A beleza é escancarada. Mas Veneza está morrendo de amor. Vítima do seu próprio complexo de Casanova, ela seduz gente demais e já não pode com tanto. Mesmo com uma nova política que reduziu o número de cruzeiros atracados a cada dia, as multidões não dão trégua. O que chega a significar dezenas de milhares de pessoas despejadas de uma vez só nas suas ruelas estreitas, somando-se às outras milhares que se hospedam ali. A multidão converge como um tsunami rumo à Piazza San Marco. Selfies, vendedores que jogam bolinhas iluminadas pro alto, guias histéricas berrando no megafone, mais selfies, orientais catatônicos, bolsas falsificadas expostas no chão, o gondoleiro de saco cheio.

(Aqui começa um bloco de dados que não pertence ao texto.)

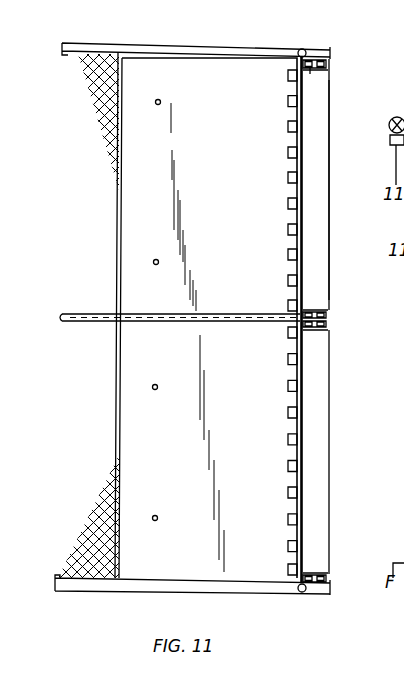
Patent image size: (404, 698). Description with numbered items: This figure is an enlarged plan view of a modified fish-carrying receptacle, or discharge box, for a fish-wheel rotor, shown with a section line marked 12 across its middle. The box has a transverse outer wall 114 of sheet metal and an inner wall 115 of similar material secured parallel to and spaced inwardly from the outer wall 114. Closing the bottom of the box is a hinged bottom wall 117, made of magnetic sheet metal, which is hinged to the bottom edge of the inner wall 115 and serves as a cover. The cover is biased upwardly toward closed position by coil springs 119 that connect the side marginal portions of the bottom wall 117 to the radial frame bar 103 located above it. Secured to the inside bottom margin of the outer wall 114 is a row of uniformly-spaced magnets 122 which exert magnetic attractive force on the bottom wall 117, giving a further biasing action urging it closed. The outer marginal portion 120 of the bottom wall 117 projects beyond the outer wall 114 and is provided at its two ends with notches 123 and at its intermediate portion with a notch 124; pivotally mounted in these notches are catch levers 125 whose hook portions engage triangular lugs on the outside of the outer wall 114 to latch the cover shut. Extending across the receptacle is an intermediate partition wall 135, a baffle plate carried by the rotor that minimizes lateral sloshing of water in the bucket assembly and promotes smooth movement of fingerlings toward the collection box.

The radial rod element 103 is at (147, 51).
The inner wall 115 is at (122, 414).
The bottom wall 117 is at (240, 158).
The coil spring 119 is at (157, 106).
The outer wall 114 is at (305, 166).
The outer marginal portion 120 is at (320, 116).
The magnets 122 is at (288, 230).
The notches 123 is at (307, 64).
The catch levers 125 is at (310, 70).
The notch 124 is at (306, 327).
The intermediate partition wall 135 is at (104, 285).
The section line 12 is at (103, 327).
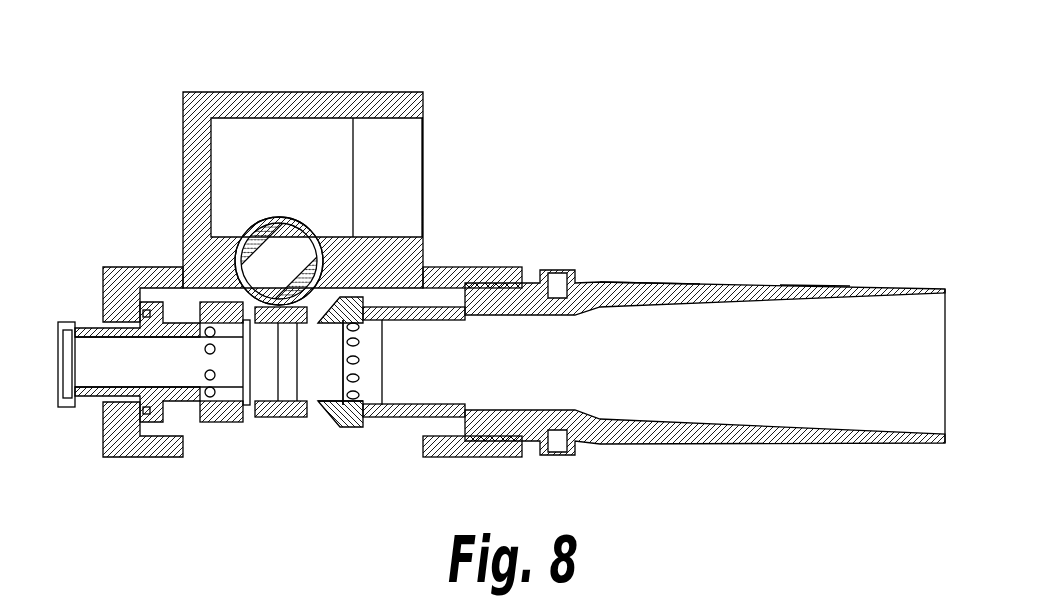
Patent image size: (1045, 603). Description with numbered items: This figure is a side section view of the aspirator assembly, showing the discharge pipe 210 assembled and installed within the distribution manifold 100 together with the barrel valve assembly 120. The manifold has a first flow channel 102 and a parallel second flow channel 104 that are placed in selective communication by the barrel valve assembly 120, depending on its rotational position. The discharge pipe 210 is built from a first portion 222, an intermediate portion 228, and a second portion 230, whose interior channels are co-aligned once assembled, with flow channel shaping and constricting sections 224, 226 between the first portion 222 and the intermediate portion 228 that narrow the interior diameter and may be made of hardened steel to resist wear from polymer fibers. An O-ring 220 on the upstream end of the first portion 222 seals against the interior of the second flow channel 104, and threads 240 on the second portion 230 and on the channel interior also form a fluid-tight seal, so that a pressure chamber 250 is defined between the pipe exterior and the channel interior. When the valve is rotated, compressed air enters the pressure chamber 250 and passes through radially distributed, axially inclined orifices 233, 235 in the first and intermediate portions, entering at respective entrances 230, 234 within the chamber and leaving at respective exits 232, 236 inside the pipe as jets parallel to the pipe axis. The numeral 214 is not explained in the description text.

The distribution manifold 100 is at (230, 85).
The first flow channel 102 is at (210, 140).
The barrel valve assembly 120 is at (280, 278).
The O-ring 220 is at (147, 312).
The first portion 222 is at (100, 322).
The second flow channel 104 is at (145, 428).
The orifices 233 is at (210, 353).
The exit 232 is at (213, 397).
The entrance 230 is at (197, 400).
The flow channel shaping and constricting section 226 is at (332, 340).
The flow channel shaping and constricting section 224 is at (287, 342).
The intermediate portion 228 is at (373, 337).
The orifices 235 is at (347, 365).
The entrance 234 is at (323, 417).
The exit 236 is at (353, 398).
The pressure chamber 250 is at (398, 430).
The threads 240 is at (485, 435).
The discharge pipe 210 is at (710, 278).
The tube wall 214 is at (622, 282).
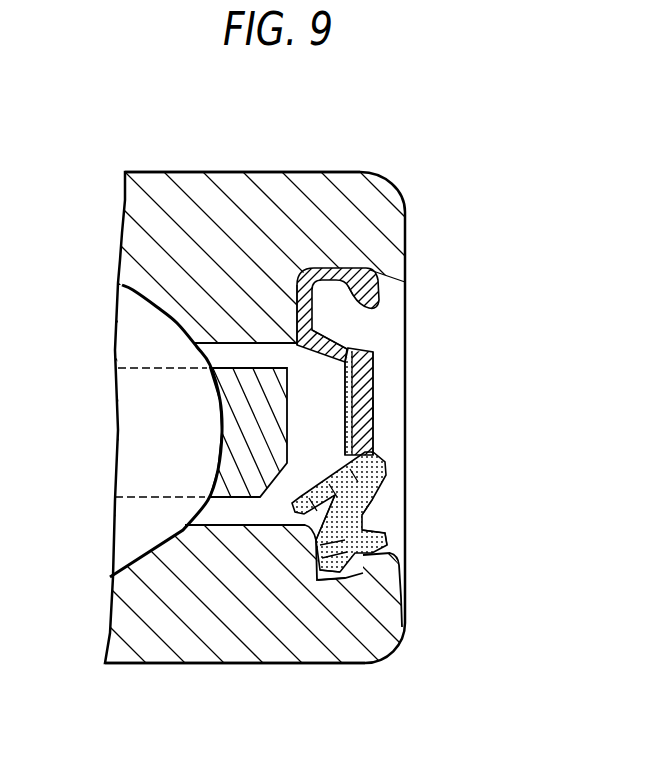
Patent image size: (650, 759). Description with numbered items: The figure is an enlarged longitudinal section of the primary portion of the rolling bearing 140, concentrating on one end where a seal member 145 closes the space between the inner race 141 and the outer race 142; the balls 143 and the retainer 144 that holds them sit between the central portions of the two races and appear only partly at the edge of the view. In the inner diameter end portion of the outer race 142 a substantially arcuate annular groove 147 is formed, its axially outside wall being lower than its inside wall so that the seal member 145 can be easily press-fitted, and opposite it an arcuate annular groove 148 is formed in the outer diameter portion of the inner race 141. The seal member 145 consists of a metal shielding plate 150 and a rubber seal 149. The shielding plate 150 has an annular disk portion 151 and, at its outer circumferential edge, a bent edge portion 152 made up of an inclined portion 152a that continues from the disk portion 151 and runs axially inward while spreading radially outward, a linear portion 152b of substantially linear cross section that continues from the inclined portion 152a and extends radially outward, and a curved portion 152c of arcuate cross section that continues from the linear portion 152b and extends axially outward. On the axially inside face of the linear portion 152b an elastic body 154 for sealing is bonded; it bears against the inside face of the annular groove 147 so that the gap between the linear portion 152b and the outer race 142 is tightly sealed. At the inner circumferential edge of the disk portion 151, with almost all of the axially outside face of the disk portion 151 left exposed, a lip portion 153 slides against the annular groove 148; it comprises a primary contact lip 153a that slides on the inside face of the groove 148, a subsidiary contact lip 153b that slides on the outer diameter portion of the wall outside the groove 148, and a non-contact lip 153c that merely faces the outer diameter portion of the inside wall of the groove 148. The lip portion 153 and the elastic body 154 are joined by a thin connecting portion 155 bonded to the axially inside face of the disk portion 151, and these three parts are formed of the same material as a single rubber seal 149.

Nem as pombas aguentam mais tanta gente, tanta migalha. Parecem gordas, estressadas, diabéticas.
Então você decide se perder por ruazinhas misteriosas, cruzando algumas das mais de 400 pontes venezianas aleatoriamente. A multidão desaparece por alguns instantes e a felicidade volta a reinar naquele emaranhado de becos, praças e vielas, divididos em seis distritos entrecortados em “Z” pelo Grande Canal. Ali, uma faixa implora: “Stop Mafia, Venezia e sacra”. Isso só pode querer dizer que há quem se preocupe com o ponto que Veneza chegou (e que há quem ganhe muito com isso).
Mas não há multidão, sujeira ou cocô de pomba que consiga roubar a magia do lugar. Veneza faz tremer. Veneza é pra ir antes de morrer. Veneza é só uma. E cabe a você munir-se de bom senso e planejar a sua temporada com cuidado.